Happy Birthday

Next Saturday would have marked my mother’s 97th birthday. She passed six years ago, and I miss her every day.

Her name was Hazel Bleecker Lael, and she was born on January 31, 1929.  Her mother died when Mom was only eleven months old, and she and her sister, Shirley, were raised in their hometown of Choteau, Montana, by a kind older woman. I remember baking potatoes by leaving them all day on heat vents in the house.  Their father was nearby, but he worked long hours as a carpenter and was raising their elder brothers.  After all, he was a widower and this was the era of the Great Depression.

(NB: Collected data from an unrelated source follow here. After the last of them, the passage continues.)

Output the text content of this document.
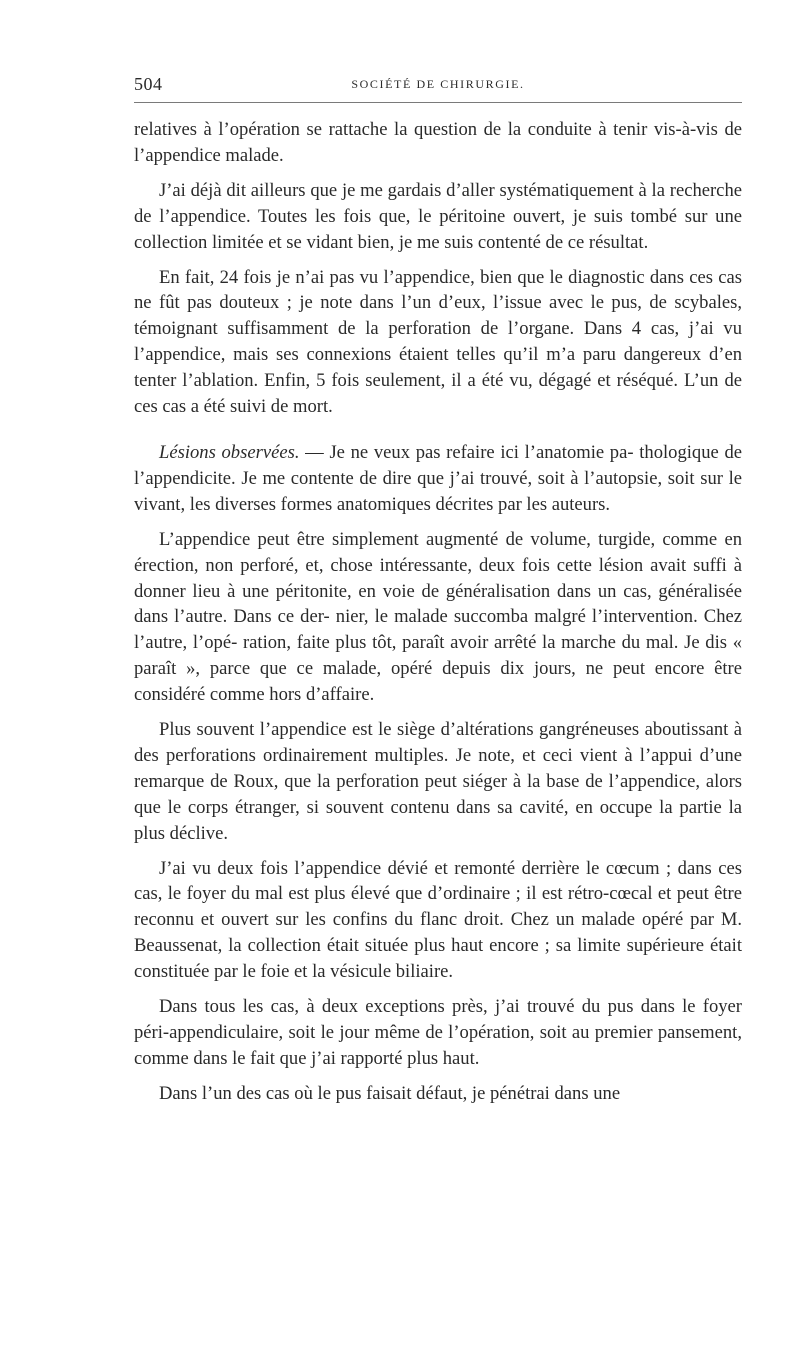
504	SOCIÉTÉ DE CHIRURGIE.

relatives à l’opération se rattache la question de la conduite à tenir vis-à-vis de l’appendice malade.

J’ai déjà dit ailleurs que je me gardais d’aller systématiquement à la recherche de l’appendice. Toutes les fois que, le péritoine ouvert, je suis tombé sur une collection limitée et se vidant bien, je me suis contenté de ce résultat.

En fait, 24 fois je n’ai pas vu l’appendice, bien que le diagnostic dans ces cas ne fût pas douteux ; je note dans l’un d’eux, l’issue avec le pus, de scybales, témoignant suffisamment de la perforation de l’organe. Dans 4 cas, j’ai vu l’appendice, mais ses connexions étaient telles qu’il m’a paru dangereux d’en tenter l’ablation. Enfin, 5 fois seulement, il a été vu, dégagé et réséqué. L’un de ces cas a été suivi de mort.

Lésions observées. — Je ne veux pas refaire ici l’anatomie pa- thologique de l’appendicite. Je me contente de dire que j’ai trouvé, soit à l’autopsie, soit sur le vivant, les diverses formes anatomiques décrites par les auteurs.

L’appendice peut être simplement augmenté de volume, turgide, comme en érection, non perforé, et, chose intéressante, deux fois cette lésion avait suffi à donner lieu à une péritonite, en voie de généralisation dans un cas, généralisée dans l’autre. Dans ce der- nier, le malade succomba malgré l’intervention. Chez l’autre, l’opé- ration, faite plus tôt, paraît avoir arrêté la marche du mal. Je dis « paraît », parce que ce malade, opéré depuis dix jours, ne peut encore être considéré comme hors d’affaire.

Plus souvent l’appendice est le siège d’altérations gangréneuses aboutissant à des perforations ordinairement multiples. Je note, et ceci vient à l’appui d’une remarque de Roux, que la perforation peut siéger à la base de l’appendice, alors que le corps étranger, si souvent contenu dans sa cavité, en occupe la partie la plus déclive.

J’ai vu deux fois l’appendice dévié et remonté derrière le cœcum ; dans ces cas, le foyer du mal est plus élevé que d’ordinaire ; il est rétro-cœcal et peut être reconnu et ouvert sur les confins du flanc droit. Chez un malade opéré par M. Beaussenat, la collection était située plus haut encore ; sa limite supérieure était constituée par le foie et la vésicule biliaire.

Dans tous les cas, à deux exceptions près, j’ai trouvé du pus dans le foyer péri-appendiculaire, soit le jour même de l’opération, soit au premier pansement, comme dans le fait que j’ai rapporté plus haut.

Dans l’un des cas où le pus faisait défaut, je pénétrai dans une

Mom grew up and met my dad, Grady “Skip” Lael, future town marshal, and former rodeo cowboy and United States Marine, when she traveled to Northport, Washington to visit her oldest brother, Harry Bleecker, who had married Marian Wiley. 

Mom was 19 when she and Dad were married, and 20 when she gave birth to me.  At the time, we lived in a ramshackle cabin on some land my grandfather had given them—more stories about that later.

She was always a voracious reader and she was a born writer, too.  She actually published a small piece in THE SATURDAY EVENING POST, a very big deal back then.

I may have mentioned that she turned me into a writer by handing me a stack of Nancy Drew books from the library one day, when I was home from school, sick.

Years later, I asked her why she’d never written a book, since she’d clearly had the talent.  She laughed—her sense of humor was remarkable—and replied, “I didn’t want to do the work.”

This is getting long, so let me just say, Happy Birthday, Mom.  I miss you so much.

And Happy Birthday to my favorite (and only) brother, Jerry Lael. You see, Mom and Jerry shared the same date of birth, January 31. Synchronicity?  Get this. My dad and I were both born on June 10. Go figure.